O próprio Prof. Ibou Diaité, um senegalês, reconhece este fato quando escreve: “D’autant que des études montrent que par rapport aux autres Etats de la sous-région (Mauritanie, Sénégal, Gambie, Guinée-Conakry), «la Guinée-Bissau possède le plus fort potentiel en hydrocarbures» et qu’à l’avenir, elle a plus de chance de découvrir du pétrole si elle consent à d’importants travaux de recherche. D’ailleurs, selon les mêmes études, le gisement du Dôme Flore n’est qu’une partie infime du potentiel en hydrocarbures de la sous-région, dont la plus grande proportion se trouve en Guinée-Bissau”.

E esta afirmação não é do Dr. Diaité, mas de dezenas de trabalhos recentes de Geólogos e companhias petrolíferas, realizados ao longo e toda a Bacia MSGBC.

Portanto, a maior imoralidade está na ousadia das propostas de partilha dos recursos da zona de exploração conjunta e nas suas justificações falsas e hipócritas. A proposta de partilha dos recursos em hidrocarbonetos em 85% para Senegal e 15% para a Guiné-Bissau baseou-se na falsa premissa de que Senegal já tinha uma reserva provada de petróleo em Dome Flore, onde já havia feito importantes investimentos financeiros e que a parte guineense não tinha potencial comprovado em petróleo.

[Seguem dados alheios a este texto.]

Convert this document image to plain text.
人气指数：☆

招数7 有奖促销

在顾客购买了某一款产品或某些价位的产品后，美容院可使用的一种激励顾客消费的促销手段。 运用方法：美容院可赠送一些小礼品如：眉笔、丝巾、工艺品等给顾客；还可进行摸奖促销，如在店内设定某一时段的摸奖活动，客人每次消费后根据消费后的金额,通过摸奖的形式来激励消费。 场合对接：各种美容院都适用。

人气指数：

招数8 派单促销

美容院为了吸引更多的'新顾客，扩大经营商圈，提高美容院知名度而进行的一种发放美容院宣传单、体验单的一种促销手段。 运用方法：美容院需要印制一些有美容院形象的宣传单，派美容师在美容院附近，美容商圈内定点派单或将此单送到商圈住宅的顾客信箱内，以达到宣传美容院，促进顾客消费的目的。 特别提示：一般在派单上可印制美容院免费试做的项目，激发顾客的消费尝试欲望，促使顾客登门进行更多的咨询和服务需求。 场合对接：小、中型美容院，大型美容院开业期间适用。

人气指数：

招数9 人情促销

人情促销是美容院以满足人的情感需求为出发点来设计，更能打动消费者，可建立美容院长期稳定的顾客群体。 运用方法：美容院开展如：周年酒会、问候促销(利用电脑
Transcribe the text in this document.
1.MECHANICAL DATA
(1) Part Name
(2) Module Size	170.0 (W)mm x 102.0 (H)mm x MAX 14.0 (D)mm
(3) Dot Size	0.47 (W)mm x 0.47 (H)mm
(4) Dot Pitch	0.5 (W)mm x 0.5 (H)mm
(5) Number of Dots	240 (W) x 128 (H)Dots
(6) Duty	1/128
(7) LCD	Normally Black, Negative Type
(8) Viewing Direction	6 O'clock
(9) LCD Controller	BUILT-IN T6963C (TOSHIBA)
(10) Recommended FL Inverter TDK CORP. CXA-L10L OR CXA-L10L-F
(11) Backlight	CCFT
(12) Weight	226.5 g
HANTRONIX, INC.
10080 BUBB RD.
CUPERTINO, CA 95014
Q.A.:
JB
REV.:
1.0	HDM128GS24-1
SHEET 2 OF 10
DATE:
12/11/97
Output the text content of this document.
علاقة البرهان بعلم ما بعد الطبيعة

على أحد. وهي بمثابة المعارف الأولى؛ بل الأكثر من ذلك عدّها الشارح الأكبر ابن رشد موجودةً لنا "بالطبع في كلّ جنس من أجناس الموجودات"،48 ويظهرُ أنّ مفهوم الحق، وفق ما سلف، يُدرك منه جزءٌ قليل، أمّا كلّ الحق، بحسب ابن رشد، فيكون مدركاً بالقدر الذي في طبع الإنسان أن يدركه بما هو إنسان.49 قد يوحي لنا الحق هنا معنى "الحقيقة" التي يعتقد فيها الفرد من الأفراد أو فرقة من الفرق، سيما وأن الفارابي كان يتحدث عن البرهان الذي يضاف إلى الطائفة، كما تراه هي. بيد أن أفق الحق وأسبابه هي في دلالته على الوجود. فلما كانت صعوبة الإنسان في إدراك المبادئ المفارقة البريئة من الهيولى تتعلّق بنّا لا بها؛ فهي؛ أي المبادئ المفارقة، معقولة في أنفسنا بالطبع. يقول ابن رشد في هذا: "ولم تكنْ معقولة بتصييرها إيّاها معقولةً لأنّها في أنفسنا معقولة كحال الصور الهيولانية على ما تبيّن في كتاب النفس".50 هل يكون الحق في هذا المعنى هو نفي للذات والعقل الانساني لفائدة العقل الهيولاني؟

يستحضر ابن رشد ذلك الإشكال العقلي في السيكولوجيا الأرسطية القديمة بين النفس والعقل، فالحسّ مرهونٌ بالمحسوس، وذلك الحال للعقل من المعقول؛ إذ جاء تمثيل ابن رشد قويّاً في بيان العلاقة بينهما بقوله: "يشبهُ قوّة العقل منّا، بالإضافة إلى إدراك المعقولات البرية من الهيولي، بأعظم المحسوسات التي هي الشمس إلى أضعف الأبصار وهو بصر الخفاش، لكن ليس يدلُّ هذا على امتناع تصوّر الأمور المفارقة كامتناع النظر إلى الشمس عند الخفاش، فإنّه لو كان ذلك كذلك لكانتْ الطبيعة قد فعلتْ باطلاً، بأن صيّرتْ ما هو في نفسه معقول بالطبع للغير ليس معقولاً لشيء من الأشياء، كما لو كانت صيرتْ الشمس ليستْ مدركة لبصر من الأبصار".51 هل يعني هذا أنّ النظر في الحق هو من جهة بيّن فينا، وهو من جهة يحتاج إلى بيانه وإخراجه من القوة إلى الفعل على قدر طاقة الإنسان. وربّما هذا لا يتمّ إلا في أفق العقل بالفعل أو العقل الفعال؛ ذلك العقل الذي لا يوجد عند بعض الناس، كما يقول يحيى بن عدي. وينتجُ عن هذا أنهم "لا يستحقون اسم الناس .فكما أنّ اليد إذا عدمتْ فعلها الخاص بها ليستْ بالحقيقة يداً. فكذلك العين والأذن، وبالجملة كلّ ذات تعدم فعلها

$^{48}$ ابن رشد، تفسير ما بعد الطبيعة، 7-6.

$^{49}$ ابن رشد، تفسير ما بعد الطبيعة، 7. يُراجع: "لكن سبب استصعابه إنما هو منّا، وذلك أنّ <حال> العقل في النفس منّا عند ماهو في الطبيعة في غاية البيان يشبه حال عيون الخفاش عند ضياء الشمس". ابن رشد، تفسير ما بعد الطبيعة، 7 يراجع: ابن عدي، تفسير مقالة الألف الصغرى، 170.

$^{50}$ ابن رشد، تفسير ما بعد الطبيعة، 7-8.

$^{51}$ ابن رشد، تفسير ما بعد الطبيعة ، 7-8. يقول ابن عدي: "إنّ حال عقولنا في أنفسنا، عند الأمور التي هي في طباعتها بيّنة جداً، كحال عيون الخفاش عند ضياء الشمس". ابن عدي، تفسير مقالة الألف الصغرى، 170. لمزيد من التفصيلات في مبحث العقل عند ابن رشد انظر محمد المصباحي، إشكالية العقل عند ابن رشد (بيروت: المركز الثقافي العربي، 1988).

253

Inclusive isso levou a que Senegal não incluísse Dome Flore, na sua totalidade, na zona de exploração conjunta. Hoje sabemos que é exactamente o contrário. A tal propalada potencialidade do Dome Flore não se confirmou até o momento e Sinapa, Sardinha, Esperança e outros campos estudados no offshore guineenses, inclusive o PGO-3 perfurado pela ESSO em 1968 se revelaram gigantes em potencial. Mesmo assim, manteve os 85 x 15. Ou seja, mesmo após Dome Flore se converter em um fiasco e saber que a porção Guineense da Bacia é potencialmente a mais produtiva, ousa-se continuar a falar em 85 x 15!?… E tem gente em Bissau que afirma de forma categórica que os 15% são um favor que Senegal presta a Guiné-Bissau!…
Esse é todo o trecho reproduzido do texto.